Frequency & Wavelength
Correct Answer
A. Direct
Explanation
The relationship between frequency and wavelength is direct. This means that as the frequency of a wave increases, its wavelength also increases, and vice versa. In other words, when the frequency of a wave increases, the distance between two consecutive peaks or troughs decreases, resulting in a shorter wavelength. Conversely, when the frequency decreases, the distance between peaks or troughs increases, resulting in a longer wavelength. This direct relationship is a fundamental property of waves and is described by the wave equation, which states that the speed of a wave is equal to the product of its frequency and wavelength.
44.
Power= A ³
Correct Answer
B. False
Explanation
The given statement is false because the formula for power is not A cubed. The correct formula for power is P = A^2, where A represents the amplitude of the wave.

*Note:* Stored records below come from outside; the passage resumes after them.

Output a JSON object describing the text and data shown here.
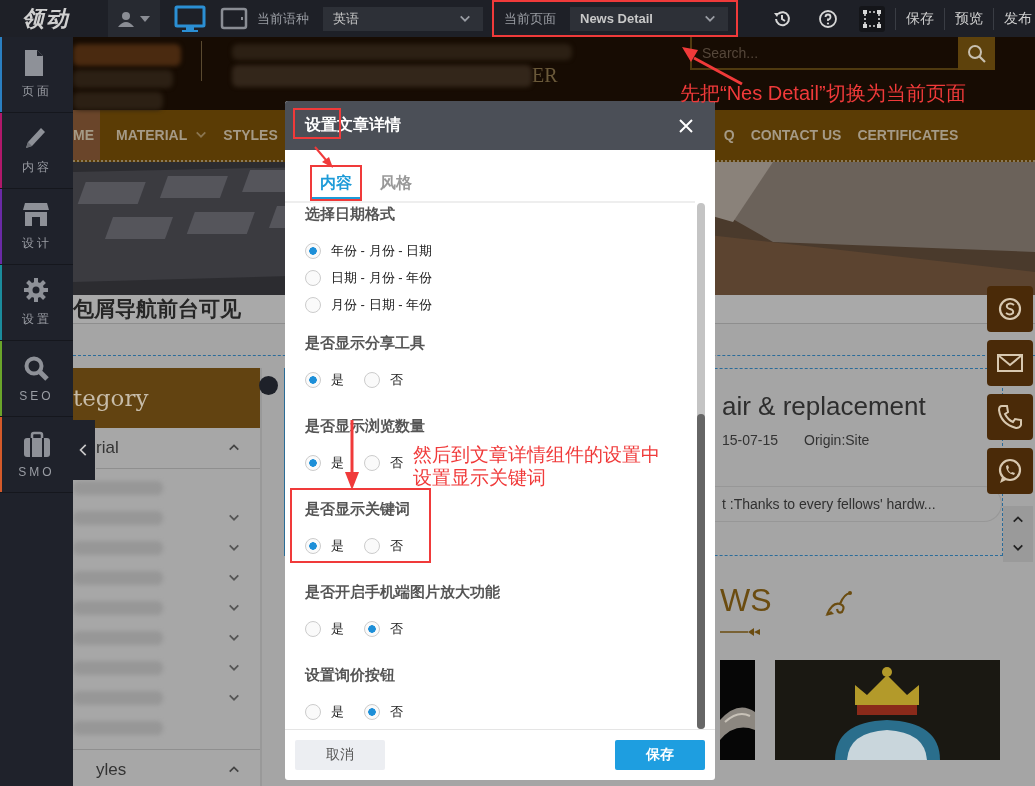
{
  "toolbar": {
    "logo": "领动",
    "devices": [
      {
        "kind": "desktop",
        "selected": true
      },
      {
        "kind": "tablet",
        "selected": false
      }
    ],
    "language_label": "当前语种",
    "language": "英语",
    "page_label": "当前页面",
    "page": "News Detail",
    "page_highlighted": true,
    "actions": [
      "保存",
      "预览",
      "发布"
    ]
  },
  "sidebar": {
    "items": [
      {
        "label": "页面",
        "kind": "page",
        "color": "#2a7fc1"
      },
      {
        "label": "内容",
        "kind": "content",
        "color": "#b0186a"
      },
      {
        "label": "设计",
        "kind": "design",
        "color": "#6a2aa6"
      },
      {
        "label": "设置",
        "kind": "settings",
        "color": "#1b8c9c"
      },
      {
        "label": "SEO",
        "kind": "seo",
        "color": "#6aa52a"
      },
      {
        "label": "SMO",
        "kind": "smo",
        "color": "#d45a2a"
      }
    ]
  },
  "site": {
    "header_text": "ER",
    "search": {
      "placeholder": "Search..."
    },
    "nav": [
      {
        "label": "ME",
        "selected": true,
        "dropdown": false
      },
      {
        "label": "MATERIAL",
        "selected": false,
        "dropdown": true
      },
      {
        "label": "STYLES",
        "selected": false,
        "dropdown": false
      },
      {
        "label": "Q",
        "selected": false,
        "dropdown": false
      },
      {
        "label": "CONTACT US",
        "selected": false,
        "dropdown": false
      },
      {
        "label": "CERTIFICATES",
        "selected": false,
        "dropdown": false
      }
    ],
    "breadcrumb_note": "包屑导航前台可见",
    "category": {
      "title": "tegory",
      "groups": [
        {
          "label": "rial",
          "expanded": true,
          "children": [
            {
              "has_children": false
            },
            {
              "has_children": true
            },
            {
              "has_children": true
            },
            {
              "has_children": true
            },
            {
              "has_children": true
            },
            {
              "has_children": true
            },
            {
              "has_children": true
            },
            {
              "has_children": true
            },
            {
              "has_children": false
            }
          ]
        },
        {
          "label": "yles",
          "expanded": true
        }
      ]
    },
    "article": {
      "title": "air & replacement",
      "date": "15-07-15",
      "origin": "Origin:Site",
      "summary": "t :Thanks to every fellows' hardw..."
    },
    "news": {
      "heading": "WS"
    }
  },
  "dialog": {
    "title": "设置文章详情",
    "title_highlighted": true,
    "tabs": [
      {
        "label": "内容",
        "selected": true,
        "highlighted": true
      },
      {
        "label": "风格",
        "selected": false,
        "highlighted": false
      }
    ],
    "sections": [
      {
        "label": "选择日期格式",
        "kind": "column",
        "highlighted": false,
        "options": [
          {
            "label": "年份 - 月份 - 日期",
            "selected": true
          },
          {
            "label": "日期 - 月份 - 年份",
            "selected": false
          },
          {
            "label": "月份 - 日期 - 年份",
            "selected": false
          }
        ]
      },
      {
        "label": "是否显示分享工具",
        "kind": "row",
        "highlighted": false,
        "options": [
          {
            "label": "是",
            "selected": true
          },
          {
            "label": "否",
            "selected": false
          }
        ]
      },
      {
        "label": "是否显示浏览数量",
        "kind": "row",
        "highlighted": false,
        "options": [
          {
            "label": "是",
            "selected": true
          },
          {
            "label": "否",
            "selected": false
          }
        ]
      },
      {
        "label": "是否显示关键词",
        "kind": "row",
        "highlighted": true,
        "options": [
          {
            "label": "是",
            "selected": true
          },
          {
            "label": "否",
            "selected": false
          }
        ]
      },
      {
        "label": "是否开启手机端图片放大功能",
        "kind": "row",
        "highlighted": false,
        "options": [
          {
            "label": "是",
            "selected": false
          },
          {
            "label": "否",
            "selected": true
          }
        ]
      },
      {
        "label": "设置询价按钮",
        "kind": "row",
        "highlighted": false,
        "options": [
          {
            "label": "是",
            "selected": false
          },
          {
            "label": "否",
            "selected": true
          }
        ]
      }
    ],
    "buttons": [
      {
        "label": "取消",
        "kind": "secondary"
      },
      {
        "label": "保存",
        "kind": "primary"
      }
    ]
  },
  "annotations": [
    {
      "text": "先把“Nes Detail”切换为当前页面"
    },
    {
      "text": "然后到文章详情组件的设置中设置显示关键词"
    }
  ]
}
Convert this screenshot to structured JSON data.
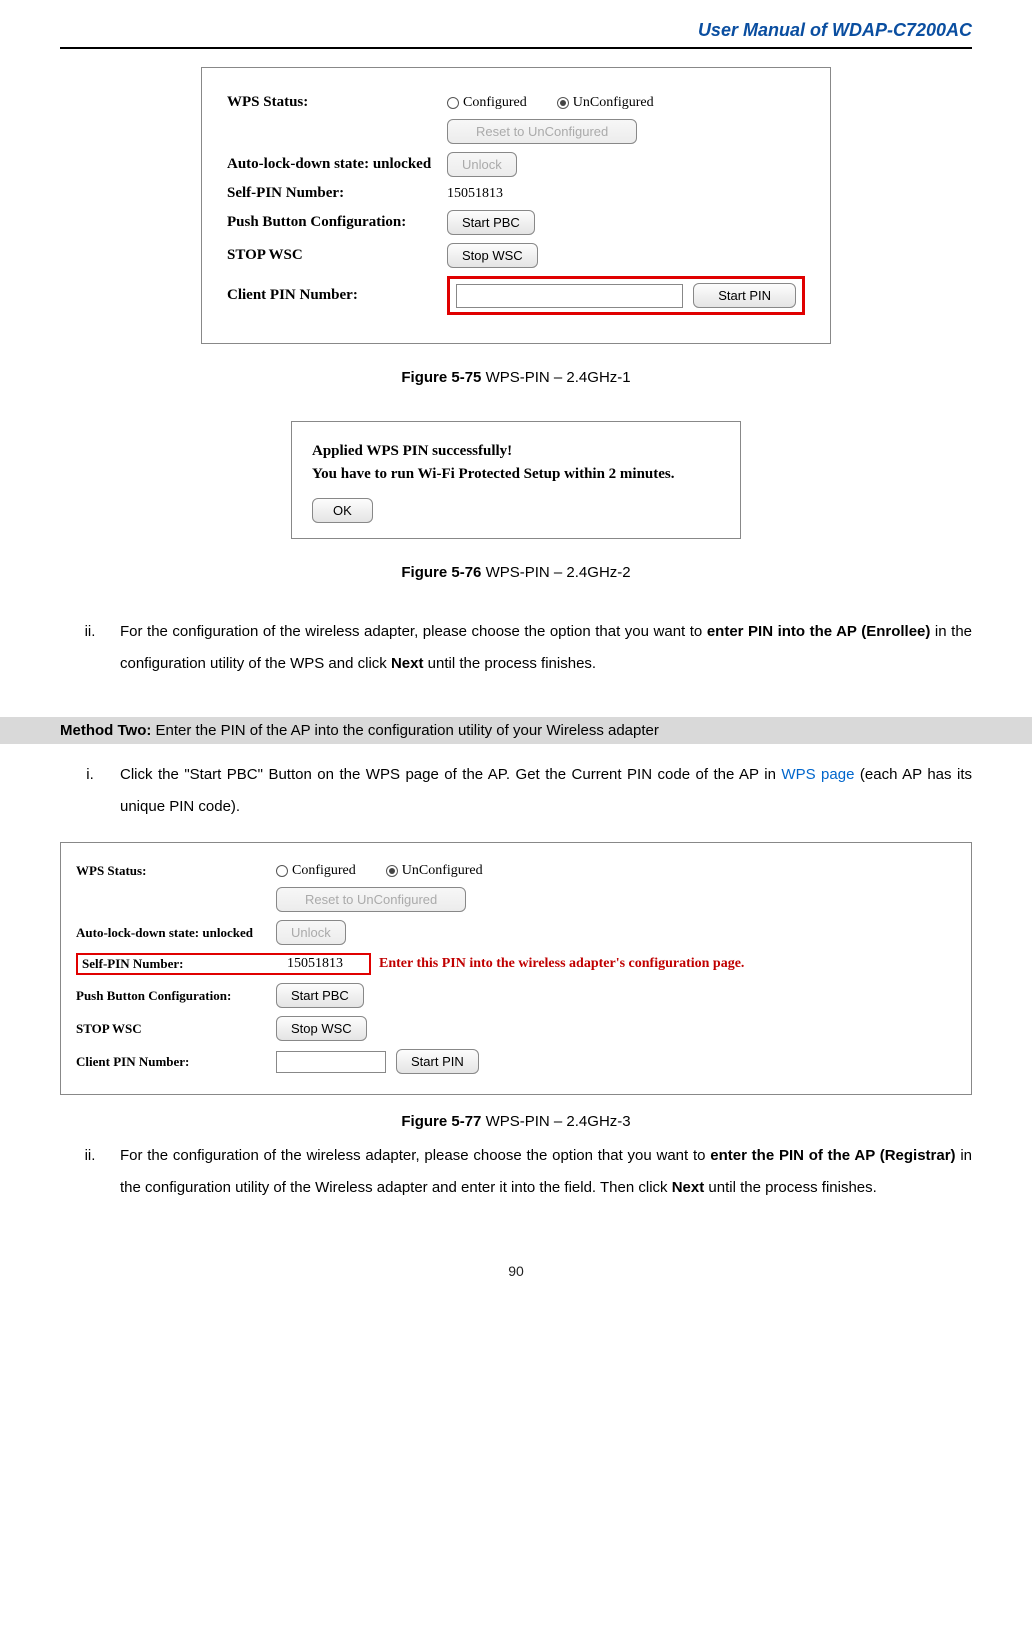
{
  "header": {
    "title": "User Manual of WDAP-C7200AC"
  },
  "panel1": {
    "wps_status_label": "WPS Status:",
    "configured_label": "Configured",
    "unconfigured_label": "UnConfigured",
    "reset_btn": "Reset to UnConfigured",
    "autolock_label": "Auto-lock-down state: unlocked",
    "unlock_btn": "Unlock",
    "selfpin_label": "Self-PIN Number:",
    "selfpin_value": "15051813",
    "pbc_label": "Push Button Configuration:",
    "start_pbc_btn": "Start PBC",
    "stopwsc_label": "STOP WSC",
    "stop_wsc_btn": "Stop WSC",
    "clientpin_label": "Client PIN Number:",
    "start_pin_btn": "Start PIN"
  },
  "fig75": {
    "bold": "Figure 5-75",
    "text": " WPS-PIN – 2.4GHz-1"
  },
  "panel2": {
    "line1": "Applied WPS PIN successfully!",
    "line2": "You have to run Wi-Fi Protected Setup within 2 minutes.",
    "ok_btn": "OK"
  },
  "fig76": {
    "bold": "Figure 5-76",
    "text": " WPS-PIN – 2.4GHz-2"
  },
  "para_ii_1": {
    "num": "ii.",
    "pre": "For the configuration of the wireless adapter, please choose the option that you want to ",
    "bold1": "enter PIN into the AP (Enrollee)",
    "mid": " in the configuration utility of the WPS and click ",
    "bold2": "Next",
    "post": " until the process finishes."
  },
  "method_two": {
    "bold": "Method Two:",
    "text": " Enter the PIN of the AP into the configuration utility of your Wireless adapter"
  },
  "para_i": {
    "num": "i.",
    "pre": "Click the \"Start PBC\" Button on the WPS page of the AP. Get the Current PIN code of the AP in ",
    "link": "WPS page",
    "post": " (each AP has its unique PIN code)."
  },
  "panel3": {
    "wps_status_label": "WPS Status:",
    "configured_label": "Configured",
    "unconfigured_label": "UnConfigured",
    "reset_btn": "Reset to UnConfigured",
    "autolock_label": "Auto-lock-down state: unlocked",
    "unlock_btn": "Unlock",
    "selfpin_label": "Self-PIN Number:",
    "selfpin_value": "15051813",
    "red_note": "Enter this PIN into the wireless adapter's configuration page.",
    "pbc_label": "Push Button Configuration:",
    "start_pbc_btn": "Start PBC",
    "stopwsc_label": "STOP WSC",
    "stop_wsc_btn": "Stop WSC",
    "clientpin_label": "Client PIN Number:",
    "start_pin_btn": "Start PIN"
  },
  "fig77": {
    "bold": "Figure 5-77",
    "text": " WPS-PIN – 2.4GHz-3"
  },
  "para_ii_2": {
    "num": "ii.",
    "pre": "For the configuration of the wireless adapter, please choose the option that you want to ",
    "bold1": "enter the PIN of the AP (Registrar)",
    "mid": " in the configuration utility of the Wireless adapter and enter it into the field. Then click ",
    "bold2": "Next",
    "post": " until the process finishes."
  },
  "page_number": "90"
}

Therefore, the correct answer is False.
45.
An increase in amplitude results in an decrease in intensity
Correct Answer
A. True
Explanation
When the amplitude of a wave increases, it means that the wave is becoming taller or more intense. However, the intensity of a wave is directly proportional to the square of its amplitude. This means that as the amplitude increases, the intensity decreases. Therefore, the statement that an increase in amplitude results in a decrease in intensity is true.
46.
Acceptable equations for solving for amplitude
Correct Answer(s)
B. Mean-Min
C. Mean-Max
E. Max+Min/2
Explanation
The given acceptable equations for solving for amplitude are Mean-Min, Mean-Max, and Max+Min/2. These equations involve calculating the difference between the mean and either the minimum or maximum values, or finding the average of the maximum and minimum values. These equations provide different ways to measure the range or spread of a dataset, which can be used to determine the amplitude.
47.
Density and Speed
Correct Answer
B. Increased Density= Decreased speed
Explanation
When the density of an object or substance increases, its speed decreases. This is because an increase in density means that there are more particles packed closely together, resulting in more collisions and interactions between the particles. These collisions and interactions create resistance and friction, which slows down the movement of the object or substance. Therefore, when density increases, the speed decreases.
48.
Stiffness and Speed
Correct Answer
A. Increase stiffness= Increased speed
Explanation
Increasing stiffness in a system leads to increased speed because stiffness refers to the resistance of an object to deformation. When an object is stiffer, it can withstand greater forces without deforming, allowing it to move faster. This is because the increased stiffness provides a stronger and more stable structure, enabling quicker and more efficient motion. On the other hand, if stiffness is decreased, the object becomes more flexible and prone to deformation, resulting in decreased speed.
49.
The loss of energy in sound waves occuring during propagation through medium, resulting in waves losing distance, frequency, and amplitude.
Correct Answer
B. Attenuation
Explanation
Attenuation is the correct answer because it refers to the loss of energy in sound waves during propagation through a medium. This loss of energy causes the waves to lose distance, frequency, and amplitude. Attenuation can occur due to factors such as absorption, scattering, and dispersion. It is an important phenomenon to consider in various applications of sound, such as in telecommunications and underwater acoustics.
50.
Which is the dominant form of attenuation?
Correct Answer
D. Absorption
Explanation
Absorption is the dominant form of attenuation because it refers to the process where energy of a wave is absorbed by the medium through which it is passing. This results in a decrease in the intensity of the wave. Unlike reflection, refraction, and scattering, which involve the redirection or dispersion of the wave, absorption involves the conversion of the wave's energy into other forms, such as heat. Therefore, absorption is the primary mechanism by which the intensity of a wave diminishes as it travels through a medium.